Entretiens avec Chris Hedges

Lux éditeur

128 pages

Essai

École en crise

Nicolas Bertrand a enseigné dans les écoles primaires et secondaires du Nunavik pendant deux ans. Son livre raconte en détail la réalité du Nord, l’évolution du système scolaire et les nombreux obstacles qui nuisent à la réussite des jeunes là-bas. Un des problèmes, et non le moindre : les savoirs et les méthodes pédagogiques inuits ne sont pas valorisés dans les écoles. Or, écrit l’auteur, il ne suffit pas de fournir du matériel pédagogique aux jeunes. Il faut les motiver à apprendre. Pour cela, il faut comprendre leur culture. Des principes aussi évidents pour nous que la ponctualité et l’obéissance perdent leur sens dans le Grand Nord. Même la notion d’autorité est différente, les enfants inuits jouissant d’une plus grande liberté que ceux qui grandissent dans le sud du Québec. Le livre fait le tour de la question et nous aide à mieux comprendre la culture et le mode de vie de cette population avec laquelle nous partageons le territoire. Précieux.

Une école à la dérive – Essai sur le système d’éducation au Nunavik

Nicolas Bertrand

Septentrion

296 pages

Essai

Paroles de président

Il est rare qu’un chef d’État se confie alors qu’il est toujours en poste. C’est pourtant ce que fait François Hollande dans ce livre qui débute avec un aveu candide de la part d’un président : « C’est dur, bien sûr que c’est dur. C’est beaucoup plus dur que ce que j’avais imaginé. » Il parle des moments de crise qui ont marqué son quinquennat : le départ fracassant de Valérie Trierweiller et la publication du livre dans lequel elle révèle des pans de leur vie privée ; la parution de photos le montrant sur un scooter quittant l’appartement de sa maîtresse à la une du magazine Closer ; les attentats de Charlie Hebdo et du 13 novembre à Paris… Le président parle aussi de ses adversaires politiques. À propos de Sarkozy : « Il n’était pas un bon élève en classe, il n’était pas non plus un Apollon, et donc, il a fallu qu’il lutte. D’où sa rapidité, son empressement. » Juppé ? « Trop vieux pour faire du neuf. » Ouch ! À lire en vue de l’élection présidentielle du printemps prochain.

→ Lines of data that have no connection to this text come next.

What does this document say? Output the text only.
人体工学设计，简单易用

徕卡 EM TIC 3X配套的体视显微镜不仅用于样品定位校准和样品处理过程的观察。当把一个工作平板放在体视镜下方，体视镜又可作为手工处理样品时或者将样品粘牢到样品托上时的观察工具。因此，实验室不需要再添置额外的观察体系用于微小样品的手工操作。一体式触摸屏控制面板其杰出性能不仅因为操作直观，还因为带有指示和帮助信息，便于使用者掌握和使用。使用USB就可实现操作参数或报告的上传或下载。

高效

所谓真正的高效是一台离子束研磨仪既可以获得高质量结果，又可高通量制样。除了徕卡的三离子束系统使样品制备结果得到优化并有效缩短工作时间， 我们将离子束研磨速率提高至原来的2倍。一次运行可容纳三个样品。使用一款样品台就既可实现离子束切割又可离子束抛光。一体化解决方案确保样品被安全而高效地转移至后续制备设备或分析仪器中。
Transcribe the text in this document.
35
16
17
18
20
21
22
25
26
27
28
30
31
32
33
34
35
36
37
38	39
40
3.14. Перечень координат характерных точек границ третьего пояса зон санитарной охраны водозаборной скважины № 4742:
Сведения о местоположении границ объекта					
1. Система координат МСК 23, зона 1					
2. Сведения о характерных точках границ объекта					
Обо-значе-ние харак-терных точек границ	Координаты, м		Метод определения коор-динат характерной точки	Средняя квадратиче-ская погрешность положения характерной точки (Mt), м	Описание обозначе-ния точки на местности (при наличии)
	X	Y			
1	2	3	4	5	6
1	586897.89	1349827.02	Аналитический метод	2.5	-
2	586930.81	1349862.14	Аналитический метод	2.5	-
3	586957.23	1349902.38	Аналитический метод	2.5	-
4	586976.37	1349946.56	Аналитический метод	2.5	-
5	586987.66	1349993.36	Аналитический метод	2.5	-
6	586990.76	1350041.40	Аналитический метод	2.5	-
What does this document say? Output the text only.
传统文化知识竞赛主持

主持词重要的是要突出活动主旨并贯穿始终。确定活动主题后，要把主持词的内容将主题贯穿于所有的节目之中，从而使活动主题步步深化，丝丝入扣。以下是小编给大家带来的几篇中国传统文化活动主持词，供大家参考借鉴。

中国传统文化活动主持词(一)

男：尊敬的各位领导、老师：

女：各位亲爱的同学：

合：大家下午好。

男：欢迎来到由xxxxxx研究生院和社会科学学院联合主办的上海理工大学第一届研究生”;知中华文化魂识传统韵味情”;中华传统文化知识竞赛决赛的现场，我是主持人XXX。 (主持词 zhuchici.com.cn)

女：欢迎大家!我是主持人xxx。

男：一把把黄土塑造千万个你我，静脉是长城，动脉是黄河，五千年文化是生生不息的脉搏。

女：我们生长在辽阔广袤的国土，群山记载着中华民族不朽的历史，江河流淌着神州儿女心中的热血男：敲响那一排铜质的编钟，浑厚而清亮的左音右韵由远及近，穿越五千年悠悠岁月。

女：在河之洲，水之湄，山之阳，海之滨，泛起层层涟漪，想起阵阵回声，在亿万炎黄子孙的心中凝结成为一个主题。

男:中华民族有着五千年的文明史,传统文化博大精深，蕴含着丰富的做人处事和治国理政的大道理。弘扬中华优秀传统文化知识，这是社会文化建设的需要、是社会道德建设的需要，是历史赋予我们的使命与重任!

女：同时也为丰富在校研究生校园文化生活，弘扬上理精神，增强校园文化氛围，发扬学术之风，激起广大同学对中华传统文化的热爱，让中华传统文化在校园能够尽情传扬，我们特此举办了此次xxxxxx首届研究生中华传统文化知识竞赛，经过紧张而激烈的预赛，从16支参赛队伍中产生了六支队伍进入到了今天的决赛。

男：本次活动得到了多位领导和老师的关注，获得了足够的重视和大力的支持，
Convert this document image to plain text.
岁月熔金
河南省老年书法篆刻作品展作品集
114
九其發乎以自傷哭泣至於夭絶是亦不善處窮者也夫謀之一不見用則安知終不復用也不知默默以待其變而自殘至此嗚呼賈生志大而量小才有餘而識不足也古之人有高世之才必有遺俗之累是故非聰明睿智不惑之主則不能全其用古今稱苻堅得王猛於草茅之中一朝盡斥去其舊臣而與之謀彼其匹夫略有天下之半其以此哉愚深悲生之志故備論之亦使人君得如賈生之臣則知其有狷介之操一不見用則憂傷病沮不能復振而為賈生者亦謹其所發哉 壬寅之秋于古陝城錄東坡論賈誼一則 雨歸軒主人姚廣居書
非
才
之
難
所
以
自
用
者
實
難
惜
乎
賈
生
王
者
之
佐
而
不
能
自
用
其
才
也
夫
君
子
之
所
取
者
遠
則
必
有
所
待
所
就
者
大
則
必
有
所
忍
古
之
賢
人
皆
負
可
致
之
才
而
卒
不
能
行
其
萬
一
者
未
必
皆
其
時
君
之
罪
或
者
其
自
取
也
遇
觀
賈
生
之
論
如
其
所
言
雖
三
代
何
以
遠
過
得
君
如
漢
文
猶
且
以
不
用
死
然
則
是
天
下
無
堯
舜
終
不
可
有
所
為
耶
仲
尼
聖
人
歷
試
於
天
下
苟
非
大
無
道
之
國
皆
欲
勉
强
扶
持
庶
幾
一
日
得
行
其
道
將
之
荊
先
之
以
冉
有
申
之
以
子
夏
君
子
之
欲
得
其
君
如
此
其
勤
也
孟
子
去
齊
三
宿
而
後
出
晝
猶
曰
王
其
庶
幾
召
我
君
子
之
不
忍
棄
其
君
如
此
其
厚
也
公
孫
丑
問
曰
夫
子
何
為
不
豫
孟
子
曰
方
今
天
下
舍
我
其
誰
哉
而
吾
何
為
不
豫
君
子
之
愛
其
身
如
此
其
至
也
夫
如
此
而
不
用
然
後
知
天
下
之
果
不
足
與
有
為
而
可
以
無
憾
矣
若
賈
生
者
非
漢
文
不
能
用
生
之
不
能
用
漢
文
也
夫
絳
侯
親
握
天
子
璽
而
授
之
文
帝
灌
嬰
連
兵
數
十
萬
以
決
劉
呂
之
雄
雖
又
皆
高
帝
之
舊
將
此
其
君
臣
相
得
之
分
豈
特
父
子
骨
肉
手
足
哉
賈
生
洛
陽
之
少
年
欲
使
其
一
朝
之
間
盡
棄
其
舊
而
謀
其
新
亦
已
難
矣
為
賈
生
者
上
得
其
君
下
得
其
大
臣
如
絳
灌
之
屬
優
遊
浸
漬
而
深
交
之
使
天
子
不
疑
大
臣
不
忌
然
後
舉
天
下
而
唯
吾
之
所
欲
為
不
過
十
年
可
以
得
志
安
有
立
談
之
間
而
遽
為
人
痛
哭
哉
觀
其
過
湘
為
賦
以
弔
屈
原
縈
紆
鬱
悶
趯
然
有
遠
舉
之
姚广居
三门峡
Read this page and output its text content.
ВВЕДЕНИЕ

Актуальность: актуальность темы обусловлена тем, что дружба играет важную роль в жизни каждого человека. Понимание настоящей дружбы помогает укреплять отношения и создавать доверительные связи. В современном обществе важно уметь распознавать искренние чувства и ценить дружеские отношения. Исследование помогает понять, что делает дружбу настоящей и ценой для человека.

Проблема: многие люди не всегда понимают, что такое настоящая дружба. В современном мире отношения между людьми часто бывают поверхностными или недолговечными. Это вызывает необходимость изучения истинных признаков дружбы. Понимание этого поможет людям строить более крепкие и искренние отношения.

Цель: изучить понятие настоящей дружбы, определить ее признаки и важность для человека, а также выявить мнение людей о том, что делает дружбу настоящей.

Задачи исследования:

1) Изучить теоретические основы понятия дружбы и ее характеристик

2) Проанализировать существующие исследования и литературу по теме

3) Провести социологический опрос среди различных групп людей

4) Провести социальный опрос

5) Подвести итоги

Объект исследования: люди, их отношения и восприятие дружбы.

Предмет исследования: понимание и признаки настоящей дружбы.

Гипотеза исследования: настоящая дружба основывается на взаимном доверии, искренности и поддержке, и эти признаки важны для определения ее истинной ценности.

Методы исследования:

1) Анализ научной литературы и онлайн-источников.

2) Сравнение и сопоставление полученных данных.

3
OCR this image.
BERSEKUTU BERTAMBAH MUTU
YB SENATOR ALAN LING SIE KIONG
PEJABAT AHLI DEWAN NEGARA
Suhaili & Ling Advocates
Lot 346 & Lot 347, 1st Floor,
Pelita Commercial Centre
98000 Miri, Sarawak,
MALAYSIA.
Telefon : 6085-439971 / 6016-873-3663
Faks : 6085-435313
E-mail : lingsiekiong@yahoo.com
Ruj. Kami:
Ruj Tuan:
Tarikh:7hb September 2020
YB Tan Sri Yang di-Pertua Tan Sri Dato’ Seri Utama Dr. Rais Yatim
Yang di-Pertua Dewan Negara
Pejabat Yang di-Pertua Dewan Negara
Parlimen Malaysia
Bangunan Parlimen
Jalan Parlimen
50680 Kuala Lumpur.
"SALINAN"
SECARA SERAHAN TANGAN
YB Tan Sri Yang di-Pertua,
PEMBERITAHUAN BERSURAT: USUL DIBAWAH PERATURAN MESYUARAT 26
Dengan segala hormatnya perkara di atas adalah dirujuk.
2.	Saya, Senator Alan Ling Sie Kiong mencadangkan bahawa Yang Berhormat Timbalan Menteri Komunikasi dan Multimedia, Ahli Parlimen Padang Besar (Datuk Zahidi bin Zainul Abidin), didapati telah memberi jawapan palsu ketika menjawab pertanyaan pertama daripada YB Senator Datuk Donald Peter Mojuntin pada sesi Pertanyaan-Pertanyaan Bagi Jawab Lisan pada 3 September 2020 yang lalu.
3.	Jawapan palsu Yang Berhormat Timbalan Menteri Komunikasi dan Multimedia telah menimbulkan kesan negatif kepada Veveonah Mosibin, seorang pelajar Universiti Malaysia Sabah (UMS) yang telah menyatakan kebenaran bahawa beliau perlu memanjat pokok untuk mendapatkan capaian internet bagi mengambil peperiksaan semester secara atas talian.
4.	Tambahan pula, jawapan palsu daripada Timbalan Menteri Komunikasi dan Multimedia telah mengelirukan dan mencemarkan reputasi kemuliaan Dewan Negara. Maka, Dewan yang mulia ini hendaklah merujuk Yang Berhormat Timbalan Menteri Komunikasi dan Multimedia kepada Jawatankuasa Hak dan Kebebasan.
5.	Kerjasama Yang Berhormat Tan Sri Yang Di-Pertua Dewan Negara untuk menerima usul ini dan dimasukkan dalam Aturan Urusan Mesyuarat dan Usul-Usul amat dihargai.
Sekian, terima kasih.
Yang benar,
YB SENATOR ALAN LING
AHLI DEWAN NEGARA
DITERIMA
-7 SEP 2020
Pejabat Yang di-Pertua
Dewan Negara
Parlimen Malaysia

Conversations privées avec le président

Antonin André et Karim Rissouli

Albin Michel

350 pages

KAREN MESSING

Souffrir en silence

Dans un ouvrage fouillé et rigoureux, la chercheuse Karen Messing lève le voile sur les conditions dans lesquelles travaillent ceux et celles qui occupent les emplois au bas de l’échelle. Plus qu’un ouvrage sur la santé, c’est un véritable plaidoyer en faveur de ceux qui s’échinent dans l’ombre.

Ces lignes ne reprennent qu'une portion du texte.